In dat geval blijft het opleggen van een naheffingsaanslag vooralsnog achterwege en wordt een informatieformulier uitgereikt. Tevens wordt de kentekenhouder daarbij in de gelegenheid gesteld binnen een door de inspecteur te stellen termijn die in beginsel niet langer zal zijn dan twee weken, de geconstateerde afwijking van de inrichtingseisen voor bestelautos op te heffen. Om te verifiëren of de auto in de staat van bestelauto is teruggebracht dient deze op de door de inspecteur daartoe aangewezen tijd en plaats te worden getoond. Indien de auto niet wordt getoond of indien de benodigde aanpassing van de auto niet heeft plaats gevonden, wordt de naheffingsaanslag opgelegd.

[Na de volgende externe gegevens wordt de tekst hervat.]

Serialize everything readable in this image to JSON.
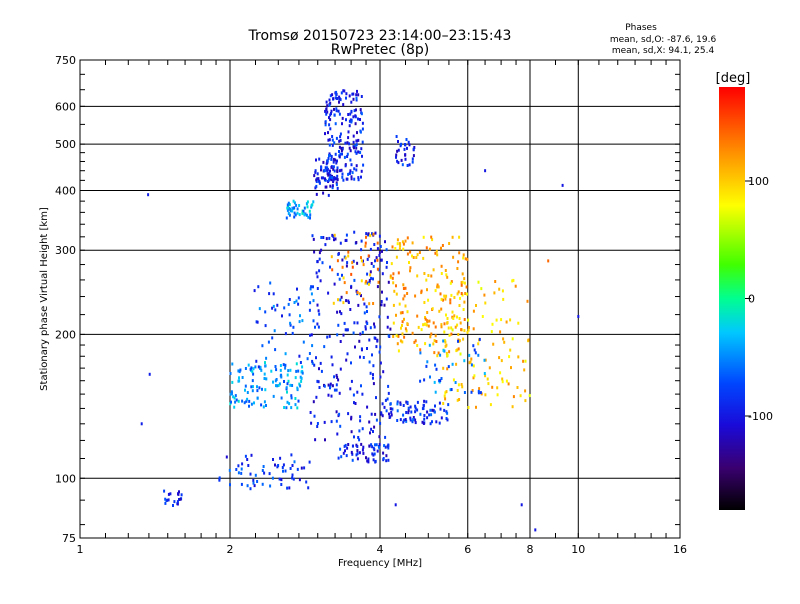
{
  "chart_data": {
    "type": "scatter",
    "title": "Tromsø 20150723 23:14:00–23:15:43",
    "subtitle": "RwPretec (8p)",
    "xlabel": "Frequency [MHz]",
    "ylabel": "Stationary phase Virtual Height [km]",
    "x_scale": "log",
    "y_scale": "log",
    "xlim": [
      1,
      16
    ],
    "ylim": [
      75,
      750
    ],
    "x_ticks": [
      1,
      2,
      4,
      6,
      8,
      10,
      16
    ],
    "y_ticks": [
      75,
      100,
      200,
      300,
      400,
      500,
      600,
      750
    ],
    "grid": true,
    "stats": {
      "title": "Phases",
      "line_o": "mean, sd,O: -87.6, 19.6",
      "line_x": "mean, sd,X:  94.1, 25.4"
    },
    "colorbar": {
      "label": "[deg]",
      "range": [
        -180,
        180
      ],
      "ticks": [
        "100",
        "0",
        "-100"
      ],
      "tick_values": [
        100,
        0,
        -100
      ]
    },
    "clusters": [
      {
        "x": [
          1.45,
          1.6
        ],
        "y": [
          87,
          95
        ],
        "phase": -90,
        "n": 20
      },
      {
        "x": [
          1.9,
          2.9
        ],
        "y": [
          95,
          112
        ],
        "phase": -85,
        "n": 60
      },
      {
        "x": [
          2.0,
          2.8
        ],
        "y": [
          140,
          175
        ],
        "phase": -45,
        "n": 120
      },
      {
        "x": [
          2.2,
          3.0
        ],
        "y": [
          170,
          260
        ],
        "phase": -70,
        "n": 60
      },
      {
        "x": [
          2.6,
          2.95
        ],
        "y": [
          350,
          380
        ],
        "phase": -40,
        "n": 45
      },
      {
        "x": [
          2.95,
          3.3
        ],
        "y": [
          390,
          470
        ],
        "phase": -95,
        "n": 70
      },
      {
        "x": [
          3.1,
          3.7
        ],
        "y": [
          420,
          650
        ],
        "phase": -92,
        "n": 190
      },
      {
        "x": [
          4.3,
          4.7
        ],
        "y": [
          450,
          520
        ],
        "phase": -92,
        "n": 30
      },
      {
        "x": [
          2.9,
          4.2
        ],
        "y": [
          120,
          330
        ],
        "phase": -95,
        "n": 260
      },
      {
        "x": [
          3.3,
          4.2
        ],
        "y": [
          108,
          118
        ],
        "phase": -92,
        "n": 60
      },
      {
        "x": [
          4.0,
          5.5
        ],
        "y": [
          130,
          145
        ],
        "phase": -88,
        "n": 80
      },
      {
        "x": [
          4.2,
          6.0
        ],
        "y": [
          180,
          320
        ],
        "phase": 110,
        "n": 200
      },
      {
        "x": [
          5.3,
          8.0
        ],
        "y": [
          140,
          260
        ],
        "phase": 100,
        "n": 110
      },
      {
        "x": [
          3.2,
          4.0
        ],
        "y": [
          230,
          330
        ],
        "phase": 120,
        "n": 40
      },
      {
        "x": [
          4.8,
          6.5
        ],
        "y": [
          150,
          200
        ],
        "phase": -60,
        "n": 40
      }
    ],
    "isolated_points": [
      {
        "x": 1.37,
        "y": 392,
        "phase": -95
      },
      {
        "x": 1.38,
        "y": 165,
        "phase": -95
      },
      {
        "x": 1.33,
        "y": 130,
        "phase": -95
      },
      {
        "x": 9.3,
        "y": 410,
        "phase": -100
      },
      {
        "x": 6.5,
        "y": 440,
        "phase": -100
      },
      {
        "x": 10.0,
        "y": 218,
        "phase": -100
      },
      {
        "x": 8.2,
        "y": 78,
        "phase": -100
      },
      {
        "x": 8.7,
        "y": 285,
        "phase": 140
      },
      {
        "x": 7.7,
        "y": 88,
        "phase": -100
      },
      {
        "x": 4.3,
        "y": 88,
        "phase": -100
      }
    ]
  }
}
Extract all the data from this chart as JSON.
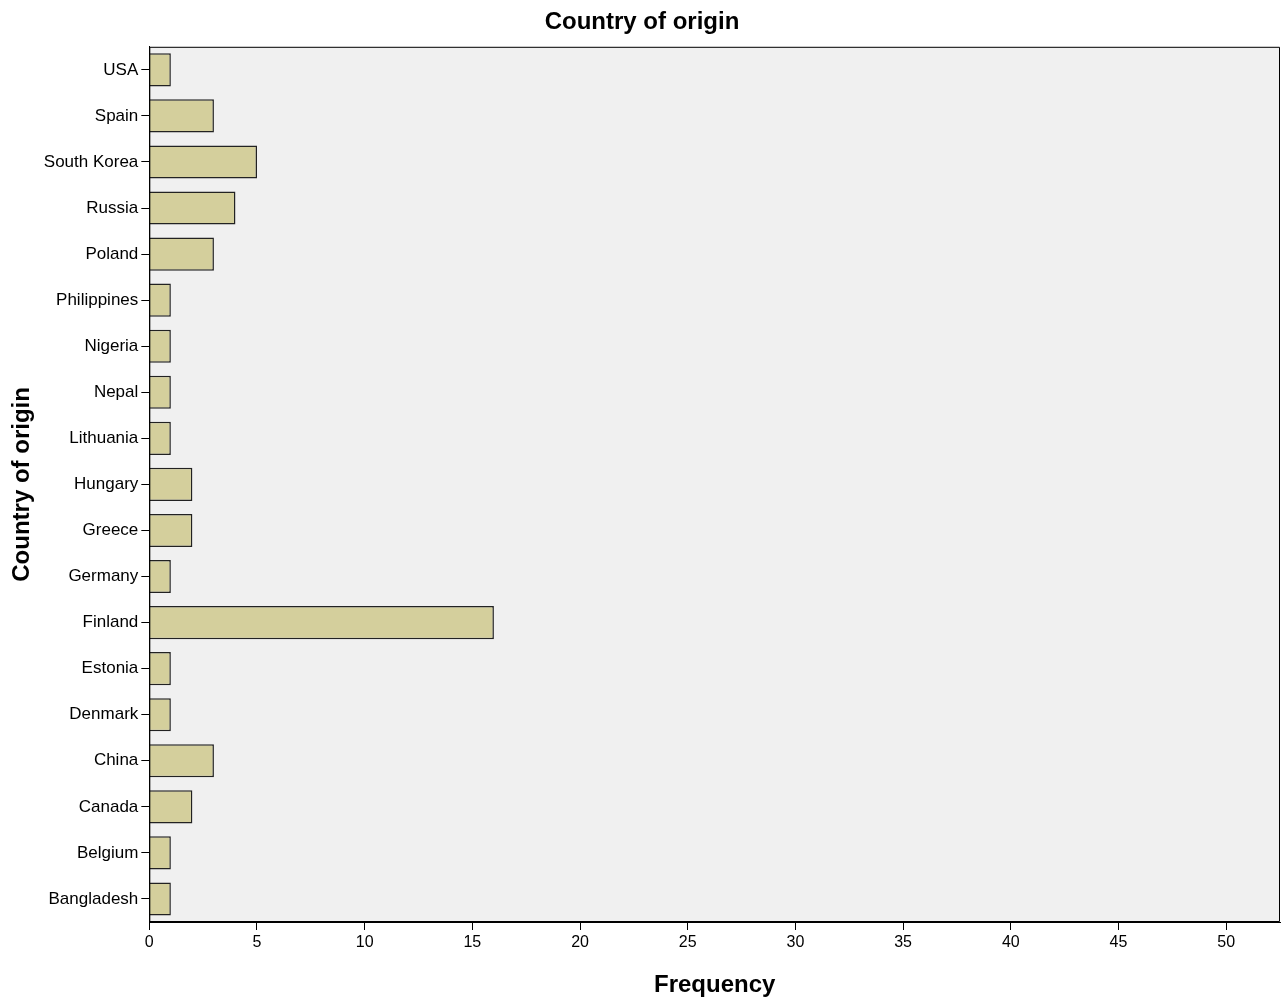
{
  "chart_data": {
    "type": "bar",
    "orientation": "horizontal",
    "title": "Country of origin",
    "xlabel": "Frequency",
    "ylabel": "Country of origin",
    "categories": [
      "USA",
      "Spain",
      "South Korea",
      "Russia",
      "Poland",
      "Philippines",
      "Nigeria",
      "Nepal",
      "Lithuania",
      "Hungary",
      "Greece",
      "Germany",
      "Finland",
      "Estonia",
      "Denmark",
      "China",
      "Canada",
      "Belgium",
      "Bangladesh"
    ],
    "values": [
      1,
      3,
      5,
      4,
      3,
      1,
      1,
      1,
      1,
      2,
      2,
      1,
      16,
      1,
      1,
      3,
      2,
      1,
      1
    ],
    "color": "#d4cf9c",
    "xlim": [
      0,
      52.5
    ],
    "xticks": [
      0,
      5,
      10,
      15,
      20,
      25,
      30,
      35,
      40,
      45,
      50
    ],
    "grid": false,
    "legend": false
  }
}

Van zich vergissen in de hiervoor bedoelde zin is geen sprake indien een of meer van de inrichtingseisen voor bestelautos afwijkende aanpassingen zijn aangebracht die, gezien de aard en de omvang ervan, tot de conclusie dwingen dat de kentekenhouder bewust van die inrichtingseisen heeft willen afwijken. Van geen belang hierbij is of de gebruiksmogelijkheid van de auto als bestelauto door de aanpassingen al dan niet is verminderd. Voorbeeldsgewijs kan worden gedacht aan het aanbrengen van ramen in de laadruimte waarbij dit op basis van de regelgeving niet is toegestaan in autos waarvan het kentekenbewijs deel 1 is afgegeven na 1 januari 1994, dan wel aan het plaatsen van een achterbank in de laadruimte. Verder kan worden gedacht aan het verplaatsen van de tussenwand of het schot om een comfortabeler zitpositie te bereiken op de bestuurdersplaats.

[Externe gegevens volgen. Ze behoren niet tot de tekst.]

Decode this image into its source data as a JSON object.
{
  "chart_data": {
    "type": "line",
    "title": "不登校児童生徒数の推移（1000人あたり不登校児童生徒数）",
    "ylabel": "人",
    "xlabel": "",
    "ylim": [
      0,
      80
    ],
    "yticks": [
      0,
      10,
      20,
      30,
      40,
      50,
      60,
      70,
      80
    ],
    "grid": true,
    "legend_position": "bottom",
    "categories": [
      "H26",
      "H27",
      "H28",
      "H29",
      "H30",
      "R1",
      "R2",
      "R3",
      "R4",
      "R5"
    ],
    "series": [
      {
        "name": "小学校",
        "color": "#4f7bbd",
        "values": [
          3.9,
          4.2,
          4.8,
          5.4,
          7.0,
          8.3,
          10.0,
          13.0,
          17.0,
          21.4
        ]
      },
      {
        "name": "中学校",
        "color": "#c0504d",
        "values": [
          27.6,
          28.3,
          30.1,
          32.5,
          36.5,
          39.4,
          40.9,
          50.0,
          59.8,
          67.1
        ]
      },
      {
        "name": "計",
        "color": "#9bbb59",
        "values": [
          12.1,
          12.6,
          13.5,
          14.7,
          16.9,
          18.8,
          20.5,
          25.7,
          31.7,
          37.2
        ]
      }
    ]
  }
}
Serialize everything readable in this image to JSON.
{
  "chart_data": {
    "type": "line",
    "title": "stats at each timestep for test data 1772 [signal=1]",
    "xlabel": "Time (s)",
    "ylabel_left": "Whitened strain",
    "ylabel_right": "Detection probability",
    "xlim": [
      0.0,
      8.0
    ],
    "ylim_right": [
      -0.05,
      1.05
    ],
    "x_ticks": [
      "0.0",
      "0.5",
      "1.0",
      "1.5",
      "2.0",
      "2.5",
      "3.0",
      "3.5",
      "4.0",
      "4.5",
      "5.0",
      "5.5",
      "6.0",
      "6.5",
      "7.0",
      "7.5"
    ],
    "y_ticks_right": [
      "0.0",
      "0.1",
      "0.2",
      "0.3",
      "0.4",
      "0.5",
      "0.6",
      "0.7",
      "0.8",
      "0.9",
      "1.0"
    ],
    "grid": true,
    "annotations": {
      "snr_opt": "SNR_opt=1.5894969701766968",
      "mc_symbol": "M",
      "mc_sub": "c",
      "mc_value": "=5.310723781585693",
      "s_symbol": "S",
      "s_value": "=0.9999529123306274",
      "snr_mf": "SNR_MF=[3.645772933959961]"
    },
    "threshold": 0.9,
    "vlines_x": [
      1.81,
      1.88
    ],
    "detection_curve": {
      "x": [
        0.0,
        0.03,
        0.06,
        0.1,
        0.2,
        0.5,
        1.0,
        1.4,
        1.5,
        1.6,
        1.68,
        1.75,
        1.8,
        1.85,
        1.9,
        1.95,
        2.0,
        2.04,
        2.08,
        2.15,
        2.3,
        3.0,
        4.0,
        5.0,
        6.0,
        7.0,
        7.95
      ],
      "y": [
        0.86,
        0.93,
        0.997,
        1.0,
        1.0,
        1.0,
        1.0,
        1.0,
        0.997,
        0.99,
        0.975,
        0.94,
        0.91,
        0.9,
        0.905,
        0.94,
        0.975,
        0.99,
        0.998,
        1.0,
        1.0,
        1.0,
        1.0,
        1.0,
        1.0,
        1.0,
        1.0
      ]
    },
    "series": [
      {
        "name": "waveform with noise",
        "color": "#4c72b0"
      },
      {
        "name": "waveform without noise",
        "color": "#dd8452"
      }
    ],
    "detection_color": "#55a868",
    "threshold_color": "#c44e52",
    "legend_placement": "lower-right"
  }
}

Indien de kentekenhouder bekend was of bekend behoorde te zijn met de inrichtingseisen voor bestelautos, bijvoorbeeld uit hoofde van zijn functie of de door hem ontplooide activiteiten wordt de naheffingsaanslag aanstonds opgelegd ter zake van de vaststelling van de aanvang van het weggebruik als personenauto.

Buitenlands kenteken

Belastbaar feit voor de BPM is de aanvang van het (feitelijk) gebruik van de weg in Nederland met een niet (in Nederland) geregistreerde personenauto of motorrijwiel door een inwoner van Nederland. Op grond hiervan is het mogelijk ter zake een naheffingsaanslag op te leggen indien de belasting niet is voldaan.

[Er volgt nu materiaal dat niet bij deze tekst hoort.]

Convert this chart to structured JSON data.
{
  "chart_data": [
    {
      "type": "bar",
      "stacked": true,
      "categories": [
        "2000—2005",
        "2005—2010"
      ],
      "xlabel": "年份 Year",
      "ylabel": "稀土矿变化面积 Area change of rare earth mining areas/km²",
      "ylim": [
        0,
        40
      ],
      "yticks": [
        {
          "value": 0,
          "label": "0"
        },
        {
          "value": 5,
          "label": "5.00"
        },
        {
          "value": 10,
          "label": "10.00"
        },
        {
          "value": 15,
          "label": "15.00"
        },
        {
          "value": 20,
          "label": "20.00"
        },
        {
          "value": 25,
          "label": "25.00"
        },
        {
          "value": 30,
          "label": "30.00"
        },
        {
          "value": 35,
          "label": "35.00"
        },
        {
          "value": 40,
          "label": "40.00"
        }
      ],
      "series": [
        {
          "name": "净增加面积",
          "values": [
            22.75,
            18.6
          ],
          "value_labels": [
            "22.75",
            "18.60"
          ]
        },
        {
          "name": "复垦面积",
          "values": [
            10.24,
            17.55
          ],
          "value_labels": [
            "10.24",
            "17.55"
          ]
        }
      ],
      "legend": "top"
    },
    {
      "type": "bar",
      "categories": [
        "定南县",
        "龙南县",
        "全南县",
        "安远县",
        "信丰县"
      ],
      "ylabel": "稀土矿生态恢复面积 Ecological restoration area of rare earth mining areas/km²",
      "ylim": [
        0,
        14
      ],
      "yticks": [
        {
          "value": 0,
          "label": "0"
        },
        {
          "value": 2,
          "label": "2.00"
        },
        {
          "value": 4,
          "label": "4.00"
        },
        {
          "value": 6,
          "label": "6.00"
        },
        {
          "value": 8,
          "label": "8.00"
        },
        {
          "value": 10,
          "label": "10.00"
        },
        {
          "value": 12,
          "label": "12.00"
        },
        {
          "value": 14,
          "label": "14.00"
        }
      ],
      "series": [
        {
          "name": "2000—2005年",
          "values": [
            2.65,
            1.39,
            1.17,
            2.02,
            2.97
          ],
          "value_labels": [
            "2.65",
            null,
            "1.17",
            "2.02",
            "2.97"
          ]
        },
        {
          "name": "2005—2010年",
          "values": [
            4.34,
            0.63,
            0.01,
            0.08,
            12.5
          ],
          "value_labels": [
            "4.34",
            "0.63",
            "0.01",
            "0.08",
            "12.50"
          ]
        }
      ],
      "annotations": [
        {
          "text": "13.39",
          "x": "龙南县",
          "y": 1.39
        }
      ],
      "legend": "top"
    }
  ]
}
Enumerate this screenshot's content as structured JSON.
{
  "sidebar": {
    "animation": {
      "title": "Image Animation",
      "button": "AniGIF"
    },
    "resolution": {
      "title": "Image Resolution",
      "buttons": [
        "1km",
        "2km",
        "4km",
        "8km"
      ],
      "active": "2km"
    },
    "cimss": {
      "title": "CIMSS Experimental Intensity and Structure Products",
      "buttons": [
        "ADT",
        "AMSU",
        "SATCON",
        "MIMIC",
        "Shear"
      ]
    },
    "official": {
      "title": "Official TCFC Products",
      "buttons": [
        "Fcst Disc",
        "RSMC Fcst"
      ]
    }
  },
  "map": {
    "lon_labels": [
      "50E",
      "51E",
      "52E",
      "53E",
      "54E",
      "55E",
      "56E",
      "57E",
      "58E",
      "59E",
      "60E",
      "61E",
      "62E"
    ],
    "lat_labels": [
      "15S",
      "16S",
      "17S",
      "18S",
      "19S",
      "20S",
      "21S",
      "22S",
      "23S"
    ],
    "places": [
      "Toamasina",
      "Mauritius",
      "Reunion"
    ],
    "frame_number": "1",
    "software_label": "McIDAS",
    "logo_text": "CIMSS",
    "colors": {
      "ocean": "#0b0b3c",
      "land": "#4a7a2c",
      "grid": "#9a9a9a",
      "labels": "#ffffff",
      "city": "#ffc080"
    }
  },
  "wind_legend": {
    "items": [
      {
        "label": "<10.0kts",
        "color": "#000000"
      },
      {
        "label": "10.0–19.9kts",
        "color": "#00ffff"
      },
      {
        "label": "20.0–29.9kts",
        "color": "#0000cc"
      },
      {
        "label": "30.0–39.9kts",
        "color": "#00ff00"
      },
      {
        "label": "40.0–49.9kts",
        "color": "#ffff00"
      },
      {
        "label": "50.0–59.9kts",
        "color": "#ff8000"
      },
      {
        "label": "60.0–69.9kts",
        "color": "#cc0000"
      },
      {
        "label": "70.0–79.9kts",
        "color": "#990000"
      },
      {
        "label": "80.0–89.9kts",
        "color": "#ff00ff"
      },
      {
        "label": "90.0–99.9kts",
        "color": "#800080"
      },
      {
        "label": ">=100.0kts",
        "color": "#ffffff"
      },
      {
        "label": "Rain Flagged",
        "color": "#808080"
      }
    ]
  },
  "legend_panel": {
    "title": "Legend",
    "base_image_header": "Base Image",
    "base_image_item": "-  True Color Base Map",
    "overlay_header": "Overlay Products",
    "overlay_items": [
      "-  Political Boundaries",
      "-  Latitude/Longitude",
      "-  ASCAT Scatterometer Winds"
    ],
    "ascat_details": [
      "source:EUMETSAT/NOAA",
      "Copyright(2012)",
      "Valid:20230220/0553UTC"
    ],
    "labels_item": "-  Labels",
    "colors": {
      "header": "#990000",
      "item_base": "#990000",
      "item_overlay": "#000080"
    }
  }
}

Ik keur goed dat met inachtneming van de hierna te noemen beperkingen ingeval van eerste constatering van het feitelijk gebruik van de weg in Nederland door een inwoner van Nederland met een niet in Nederland geregistreerde personenauto of motorrijwiel aan degene die het voertuig feitelijk tot zijn beschikking heeft niet onmiddellijk een naheffingsaanslag wordt opgelegd maar dat hij in de gelegenheid wordt gesteld de personenauto of het motorrijwiel alsnog in Nederland te registreren en de BPM te voldoen dan wel een vrijstellingsvergunning aan te vragen of het voertuig weer buiten Nederland te brengen. Hiertoe wordt hem een informatieformulier uitgereikt.

Deze goedkeuring is niet van toepassing ten aanzien van degene die het voertuig feitelijk tot zijn beschikking heeft en die uit hoofde van zijn functie of de door hem ontplooide activiteiten of omdat hem eerder een informatieformulier was uitgereikt, bekend was of behoorde te zijn met de toepassing van de wet BPM.

De goedkeuring is evenmin van toepassing ten aanzien van de persoon die beschikt over een BPM-vrijstellingsvergunning en die niet wordt voldoet aan de vrijstellingsvoorwaarden als genoemd in de artikelen 2 en 3 van het Uitvoeringsbesluit BPM.

Als degene aan wie een informatieformulier is uitgereikt wederom met dezelfde niet in Nederland geregistreerde personenauto op de weg wordt aangetroffen en er geen vergunning is gevraagd of de BPM niet is voldaan, wordt alsnog de naheffingsaanslag aan vorenbedoelde persoon opgelegd op grond van het eerder geconstateerde feit.

Motorrijtuigenbelasting

Het bovenstaande geldt mutatis mutandis voor de Wet op de motorrijtuigenbelasting 1994, waar deze dezelfde criteria hanteert als de wet BPM.

Inwerkingtreding en overgangsbepaling

Dit besluit treedt heden in werking. Ten aanzien van openstaande naheffingsaanslagen die betrekking hebben op autos waarbij zijruiten in de laadruimte zijn aangebracht kan (met inachtneming van de lijn uit de uitspraak van het Hof Amsterdam kenmerk P99/03285) de mogelijkheid tot herstel worden aangeboden. Op onherroepelijk vaststaande naheffingsaanslagen wordt, gelet op het bepaalde paragraaf 9 van het Besluit van 25 maart 1991, nr. DB89/735, zoals dit laatstelijk is gewijzigd bij Besluit van 3 juni 1996, nr. AFZ96/1125M, niet teruggekomen.